Biogen's Michel Vounatsos takes home $18.7M in pay as the company battles to take aducanumab to market
Biogen found itself at the center of controversy late last year as it worked with the FDA to grease the wheels for its controversial Alzheimer’s med aducanumab. That back and forth led to accusations the agency wasn’t being impartial in its review — consider the question of whether the drug even works — but for Biogen CEO Michel Vounatsos, controversy proved lucrative.
Vounatsos bagged an $18.67 million pay package in 2020 as Biogen has pushed to get aducanumab over the finish line despite pushback from an FDA advisory committee and consumer advocates, according to an SEC filing.

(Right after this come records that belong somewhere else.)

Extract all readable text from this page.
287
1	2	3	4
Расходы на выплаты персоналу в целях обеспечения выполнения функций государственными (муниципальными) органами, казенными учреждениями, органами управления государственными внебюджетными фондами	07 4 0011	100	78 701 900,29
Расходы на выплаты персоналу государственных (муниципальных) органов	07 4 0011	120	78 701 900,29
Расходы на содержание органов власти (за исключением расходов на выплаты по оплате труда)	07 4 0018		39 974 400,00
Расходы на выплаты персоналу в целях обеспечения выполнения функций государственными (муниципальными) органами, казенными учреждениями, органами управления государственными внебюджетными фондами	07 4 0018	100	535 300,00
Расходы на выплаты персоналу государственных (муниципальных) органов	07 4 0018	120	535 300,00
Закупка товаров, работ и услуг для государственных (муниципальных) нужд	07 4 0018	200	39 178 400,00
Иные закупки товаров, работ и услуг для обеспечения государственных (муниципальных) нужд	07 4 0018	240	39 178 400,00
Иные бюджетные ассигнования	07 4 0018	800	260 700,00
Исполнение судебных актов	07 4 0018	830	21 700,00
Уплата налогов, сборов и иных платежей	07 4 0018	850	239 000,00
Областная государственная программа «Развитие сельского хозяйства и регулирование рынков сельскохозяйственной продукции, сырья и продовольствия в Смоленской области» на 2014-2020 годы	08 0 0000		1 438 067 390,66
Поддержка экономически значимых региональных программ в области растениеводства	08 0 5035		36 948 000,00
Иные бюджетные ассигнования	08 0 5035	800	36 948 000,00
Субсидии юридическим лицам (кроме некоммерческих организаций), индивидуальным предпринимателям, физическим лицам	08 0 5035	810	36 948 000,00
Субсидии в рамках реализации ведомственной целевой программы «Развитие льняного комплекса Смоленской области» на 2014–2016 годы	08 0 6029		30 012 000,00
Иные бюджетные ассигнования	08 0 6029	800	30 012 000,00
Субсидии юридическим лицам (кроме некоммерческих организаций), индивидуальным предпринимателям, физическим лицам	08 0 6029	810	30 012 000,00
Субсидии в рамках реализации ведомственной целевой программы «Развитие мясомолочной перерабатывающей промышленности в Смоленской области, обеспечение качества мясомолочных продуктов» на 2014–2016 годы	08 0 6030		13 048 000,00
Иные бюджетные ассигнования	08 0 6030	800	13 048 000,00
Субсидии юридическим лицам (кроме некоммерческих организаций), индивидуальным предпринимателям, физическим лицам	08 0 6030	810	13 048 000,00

It’s a slight bump from the $18.16 million Vounatsos took home in 2019, mostly tied to a big bump in stock awards. Vounatsos’ salary jumped to $1.49 million with $13.89 million in stock awards and $2.57 million in non-equity incentives.
In terms of perks, Vounatsos bagged about $455,000, mostly tied to contributions into a retirement account.
The story of 2020 for Biogen revolved around the travails of aducanumab, a controversial drug that faced an FDA adcomm firing line and spurred accusations that the drugmaker and agency have been far too cozy during the regulatory process.
In November, that adcomm gave a majority thumbs down against aducanumab’s application for Alzheimer’s arguing the drug didn’t show “primary evidence of effectiveness” despite the FDA’s full-throated support for the drug on the merits. FDA neuro head Billy Dunn — who consumer advocates would later accuse of favoring Biogen’s position during the review process — said the agency was using “innovative thinking” in supporting aducanumab’s approval.
Critics, however, accused the agency of skewing the adcomm’s questions in favor of supportive answers and cherry-picking data to support a case for approval.
The case has become a sticking point for the FDA as it continues to seek a permanent head amid the Biden administration’s takeover of power and a cautionary tale for drugmakers. But that doesn’t mean it won’t get approved. Just last week, Vounatsos effectively ordered full speed ahead on prepping a commercial launch for aducanumab in anticipation of the FDA’s June 7 PDUFA date.
According to a presentation the company gave to analysts, Biogen has identified some 600 sites in the US where patients could be assessed, dosed and monitored, while working with scientists, physicians and patients to lay the groundwork for the rollout. And then there’s the global campaign underway, with applications filed in Brazil, Canada, Switzerland, and Australia.